2 КМnО 4 + 5 Н 2 О 2 + 3 Н 2 SО 4 → 2 МnSО 4 + К 2 SО 4 + 8 Н 2 О + 5 О 2
При обратном титровании избыток титранта устанавливают йодометрически. Количественно определяют обратным титрованием натрия нитрит.
5 NaNO 2 + 2 KMnO 4 + 3 H 2 SO 4 → 5 NaNO 3 + 2 MnSO 4 + K 2 SO 4 + 3 H 2 O
2 KMnO 4 + 10 KI + 8 H 2 SO 4 → 2 MnSO 4 + 5 I 2 + 6 K 2 SO 4 + 8 H 2 O
Индикатор – крахмал.
Йодометрия
Метод основан на использовании окислительных свойств свободного йода и восстановительных свойствах йодид-ионов: I 2 + 2ē ↔ 2I -
Этим методом определяют лекарственные вещества способные окислиться или восстанавливается, а также способные образовывать с йодом продукты замещения. Йодометрически можно определять избыток титранта в обратном перманганатометрическом, йодхлорметрическом, йодатометрическом, броматометрическом методах.
Прямое титрование йодом применяют для определения натрия тиосульфата.
2 Na 2 S 2 O 3 + I 2 → Na 2 S 4 O 6 + 2 NaI
Индикатор – крахмал.
Обратное йодометрическое определение основано на окислении альдегидов йодом в щелочной среде: I 2 + 2 NaOH → NaOI + NaI + H 2 O
R-C-H + NaOI + NaOH → R-C-ONa +NaI+H 2 O
Затем добавляют избыток серной кислоты, непрореагировавший гипойодид превращается в йод, который оттитровывают тиосульфатом натрия:
NaOI + NaI + Н 2 SО 4 → I 2 + Na 2 SO 4 + H 2 O
I 2 + 2 Na 2 S 2 O 3 → Na 2 S 4 O 6 + 2 NaI
Индикатором служит крахмал, образующий с йодом соединение, окрашенное в синий цвет.
В щелочной среде йодом окисляют фурациллин, окисление изониазида ведут в растворе гидрокарбоната натрия. В основе йодометрического определения метионина и анальгина лежит реакция окисления серы. Пенициллины окисляют йодом после кислотного гидролиза.

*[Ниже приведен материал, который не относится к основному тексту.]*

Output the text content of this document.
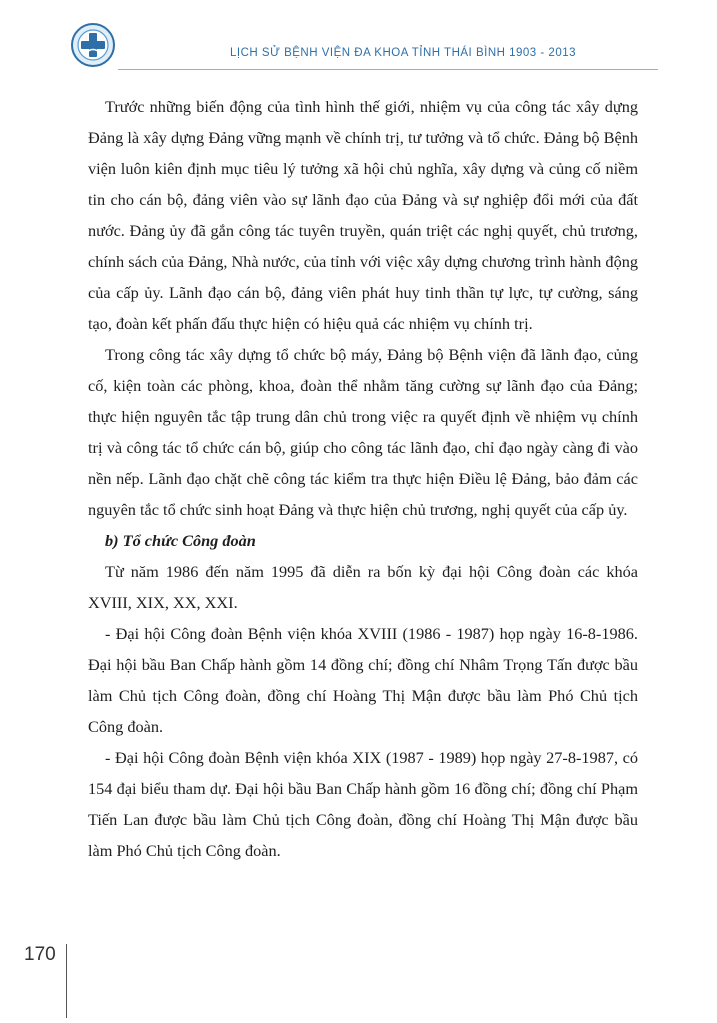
LỊCH SỬ BỆNH VIỆN ĐA KHOA TỈNH THÁI BÌNH 1903 - 2013

Trước những biến động của tình hình thế giới, nhiệm vụ của công tác xây dựng Đảng là xây dựng Đảng vững mạnh về chính trị, tư tưởng và tổ chức. Đảng bộ Bệnh viện luôn kiên định mục tiêu lý tưởng xã hội chủ nghĩa, xây dựng và củng cố niềm tin cho cán bộ, đảng viên vào sự lãnh đạo của Đảng và sự nghiệp đổi mới của đất nước. Đảng ủy đã gắn công tác tuyên truyền, quán triệt các nghị quyết, chủ trương, chính sách của Đảng, Nhà nước, của tỉnh với việc xây dựng chương trình hành động của cấp ủy. Lãnh đạo cán bộ, đảng viên phát huy tinh thần tự lực, tự cường, sáng tạo, đoàn kết phấn đấu thực hiện có hiệu quả các nhiệm vụ chính trị.

Trong công tác xây dựng tổ chức bộ máy, Đảng bộ Bệnh viện đã lãnh đạo, củng cố, kiện toàn các phòng, khoa, đoàn thể nhằm tăng cường sự lãnh đạo của Đảng; thực hiện nguyên tắc tập trung dân chủ trong việc ra quyết định về nhiệm vụ chính trị và công tác tổ chức cán bộ, giúp cho công tác lãnh đạo, chỉ đạo ngày càng đi vào nền nếp. Lãnh đạo chặt chẽ công tác kiểm tra thực hiện Điều lệ Đảng, bảo đảm các nguyên tắc tổ chức sinh hoạt Đảng và thực hiện chủ trương, nghị quyết của cấp ủy.

b) Tổ chức Công đoàn

Từ năm 1986 đến năm 1995 đã diễn ra bốn kỳ đại hội Công đoàn các khóa XVIII, XIX, XX, XXI.

- Đại hội Công đoàn Bệnh viện khóa XVIII (1986 - 1987) họp ngày 16-8-1986. Đại hội bầu Ban Chấp hành gồm 14 đồng chí; đồng chí Nhâm Trọng Tấn được bầu làm Chủ tịch Công đoàn, đồng chí Hoàng Thị Mận được bầu làm Phó Chủ tịch Công đoàn.

- Đại hội Công đoàn Bệnh viện khóa XIX (1987 - 1989) họp ngày 27-8-1987, có 154 đại biểu tham dự. Đại hội bầu Ban Chấp hành gồm 16 đồng chí; đồng chí Phạm Tiến Lan được bầu làm Chủ tịch Công đoàn, đồng chí Hoàng Thị Mận được bầu làm Phó Chủ tịch Công đoàn.

170
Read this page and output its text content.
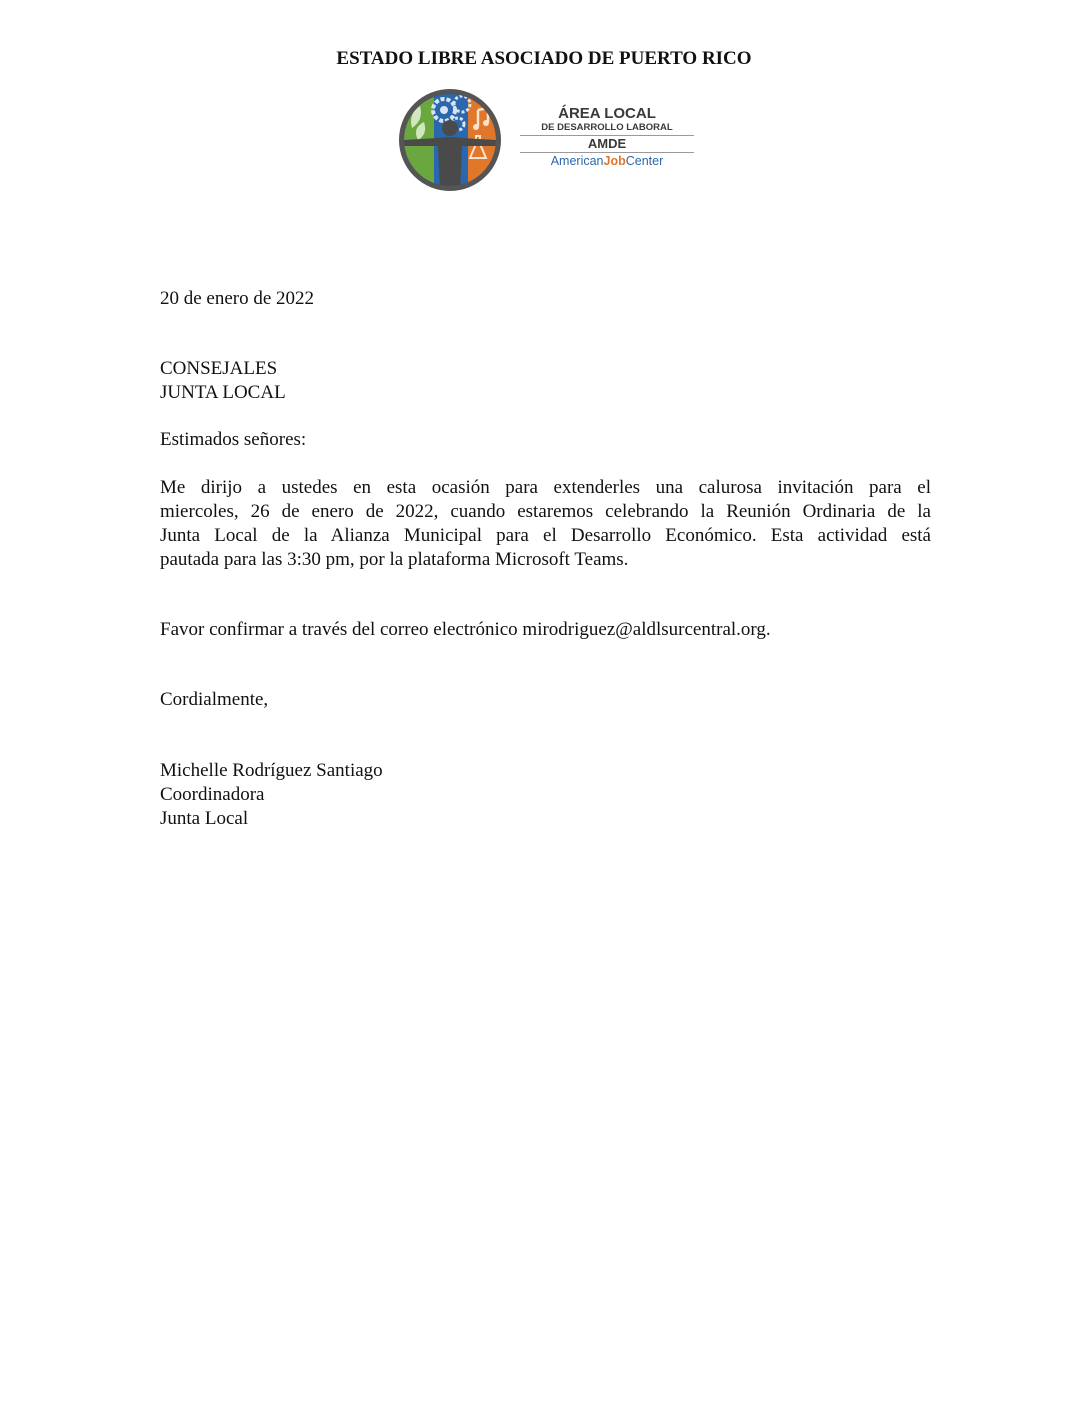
ESTADO LIBRE ASOCIADO DE PUERTO RICO
ÁREA LOCAL
DE DESARROLLO LABORAL
AMDE
AmericanJobCenter
20 de enero de 2022
CONSEJALES
JUNTA LOCAL
Estimados señores:
Me dirijo a ustedes en esta ocasión para extenderles una calurosa invitación para el
miercoles, 26 de enero de 2022, cuando estaremos celebrando la Reunión Ordinaria de la
Junta Local de la Alianza Municipal para el Desarrollo Económico. Esta actividad está
pautada para las 3:30 pm, por la plataforma Microsoft Teams.
Favor confirmar a través del correo electrónico mirodriguez@aldlsurcentral.org.
Cordialmente,
Michelle Rodríguez Santiago
Coordinadora
Junta Local
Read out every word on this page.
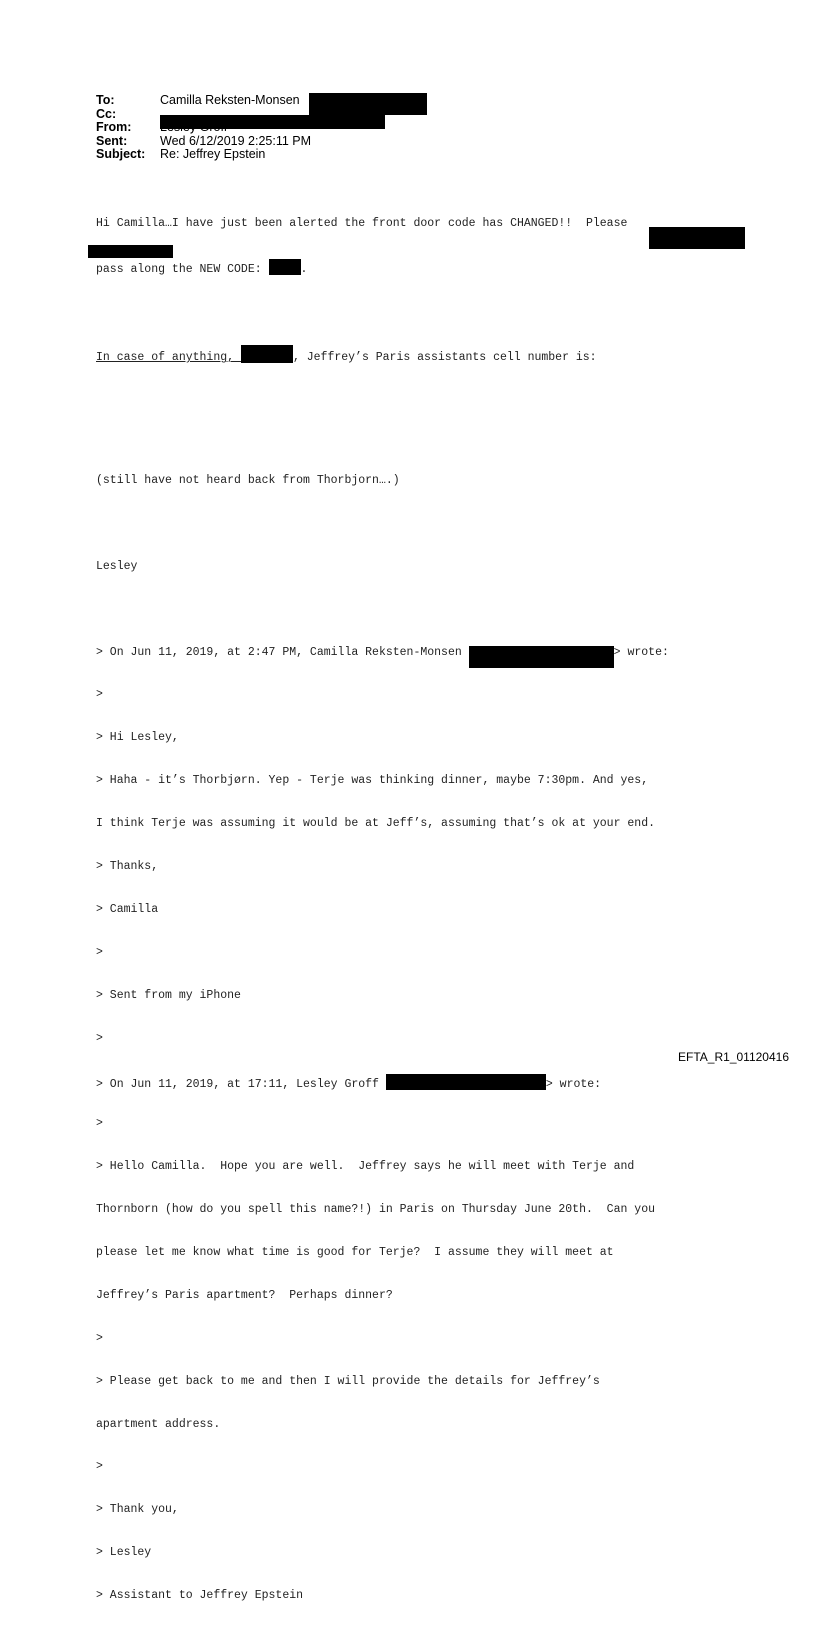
To:	Camilla Reksten-Monsen
Cc:
From:
Sent:	Wed 6/12/2019 2:25:11 PM
Subject: Re: Jeffrey Epstein

Hi Camilla…I have just been alerted the front door code has CHANGED!!  Please

pass along the NEW CODE:	.

In case of anything,	, Jeffrey’s Paris assistants cell number is:

(still have not heard back from Thorbjorn….)

Lesley

> On Jun 11, 2019, at 2:47 PM, Camilla Reksten-Monsen	> wrote:

>

> Hi Lesley,

> Haha - it’s Thorbjørn. Yep - Terje was thinking dinner, maybe 7:30pm. And yes,

I think Terje was assuming it would be at Jeff’s, assuming that’s ok at your end.

> Thanks,

> Camilla

>

> Sent from my iPhone

>

> On Jun 11, 2019, at 17:11, Lesley Groff	> wrote:

>

> Hello Camilla.  Hope you are well.  Jeffrey says he will meet with Terje and

Thornborn (how do you spell this name?!) in Paris on Thursday June 20th.  Can you

please let me know what time is good for Terje?  I assume they will meet at

Jeffrey’s Paris apartment?  Perhaps dinner?

>

> Please get back to me and then I will provide the details for Jeffrey’s

apartment address.

>

> Thank you,

> Lesley

> Assistant to Jeffrey Epstein

EFTA_R1_01120416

Для количественного определения используют также сочетание реакций замещения или осаждения с йодометрией. С помощью титрованного раствора йода получают йодопроизводные фенолов, первичных ароматических аминов, антипирина, а также осадки полийодидов алкалоидов состава ∙ HI ∙ I 4 . Полученные осадки отфильтровывают, а избыток йода в фильтрате титруют тиосульфатом натрия.
Восстановительные свойства калия йодида используют при титровании заместителя .

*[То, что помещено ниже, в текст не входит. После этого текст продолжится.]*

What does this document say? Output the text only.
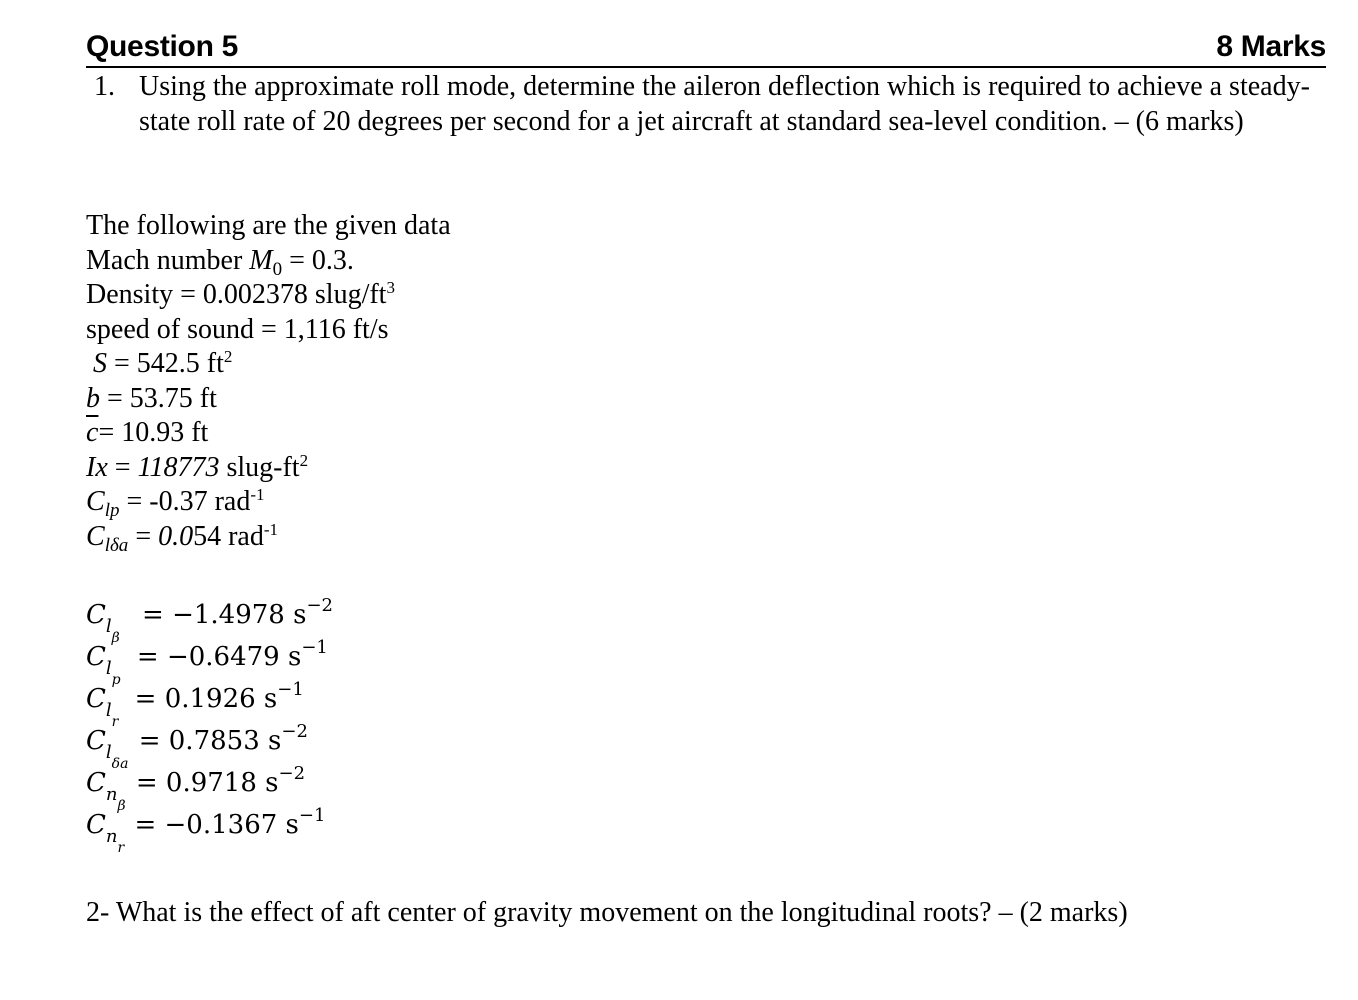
Question 5	8 Marks
1. Using the approximate roll mode, determine the aileron deflection which is required to achieve a steady-state roll rate of 20 degrees per second for a jet aircraft at standard sea-level condition. – (6 marks)
The following are the given data
Mach number $M_0 = 0.3$.
Density = 0.002378 slug/$ft^3$
speed of sound = 1,116 ft/s
S = 542.5 $ft^2$
b = 53.75 ft
$\overline{c}= 10.93$ ft
Ix = 118773 slug-$ft^2$
$C_{lp} = -0.37$ rad$^{-1}$
$C_{l\delta a} = 0.054$ rad$^{-1}$
$C_{l\beta} = -1.4978$ $s^{-2}$
$C_{lp} = -0.6479$ $s^{-1}$
$C_{lr} = 0.1926$ $s^{-1}$
$C_{l\delta a} = 0.7853$ $s^{-2}$
$C_{n\beta} = 0.9718$ $s^{-2}$
$C_{nr} = -0.1367$ $s^{-1}$
2- What is the effect of aft center of gravity movement on the longitudinal roots? – (2 marks)
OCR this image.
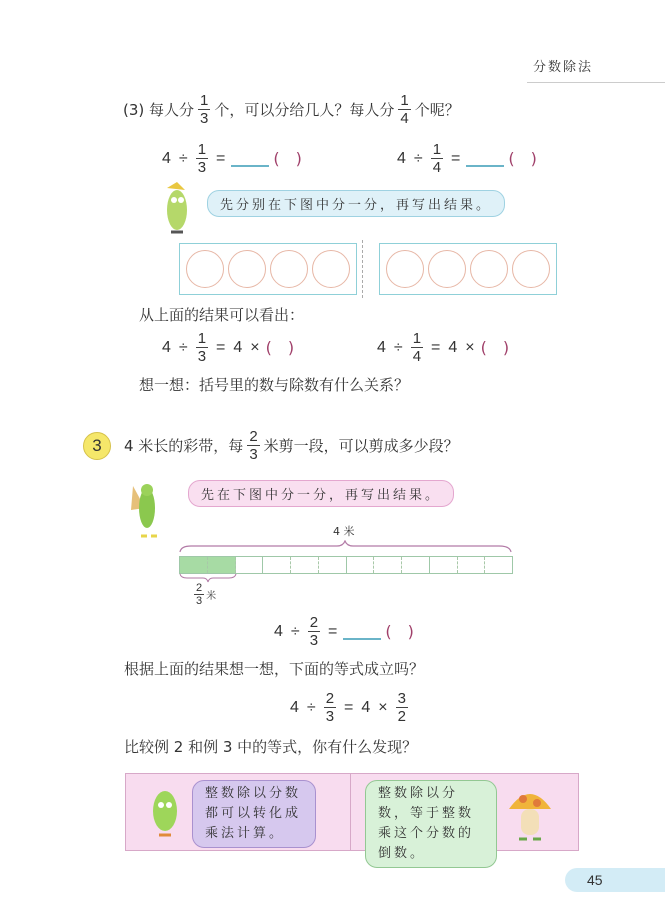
分数除法
(3) 每人分
1
3 个，可以分给几人？每人分
1
4 个呢？
$4 \div \frac{1}{3}$ =	( )	$4 \div \frac{1}{4}$ =	( )
先分别在下图中分一分，再写出结果。
从上面的结果可以看出：
$4 \div \frac{1}{3} = 4$ × ( )	$4 \div \frac{1}{4} = 4$ × ( )
想一想：括号里的数与除数有什么关系？
3	4 米长的彩带，每
2
3 米剪一段，可以剪成多少段？
先在下图中分一分，再写出结果。
4 米
2
3 米
$4 \div \frac{2}{3}$ =	( )
根据上面的结果想一想，下面的等式成立吗？
$4 \div \frac{2}{3} = 4 \times \frac{3}{2}$
比较例 2 和例 3 中的等式，你有什么发现？
整数除以分数都可以转化成乘法计算。
整数除以分数，等于整数乘这个分数的倒数。
45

Лекарственное вещество, проявляющее свойство окислителя, выделяет эквивалентное количество свободного йода при взаимодействии с йодидом калия. Выделившийся свободный йод оттитровывают тиосульфатом натрия. Этим методом количественно определяют перекись водорода, калия перманганат, хлорную известь, хлорамин, пантоцид.
Н 2 О 2 + 2 КI + Н 2 SО 4 → I 2 + К 2 SО 4 + 2 Н 2 О
I 2 + 2 Na 2 S 2 O 3 → Na 2 S 4 O 6 + 2 NaI
Индикатор – крахмал.
Йодхлорметрия
Это метод аналогичный йодометрии. Но в качестве титранта используют раствор йодмонохлорида, который более устойчив. Йодхлорметрическим методом способом обратного титрования определяют фенолы и первичные ароматические амины. Анализируемое вещество осаждается в виде йодпроизводного, избыток титранта устанавливают йодометрически:
ICI + KI → I 2 + KCI
Йодатометрия
Этим методом количественно определяют, например, аскорбиновую кислоту. Лекарственное вещество окисляются титрованным раствором йодата калия. Избыток титранта устанавливают йодометрически, индикатор – крахмал.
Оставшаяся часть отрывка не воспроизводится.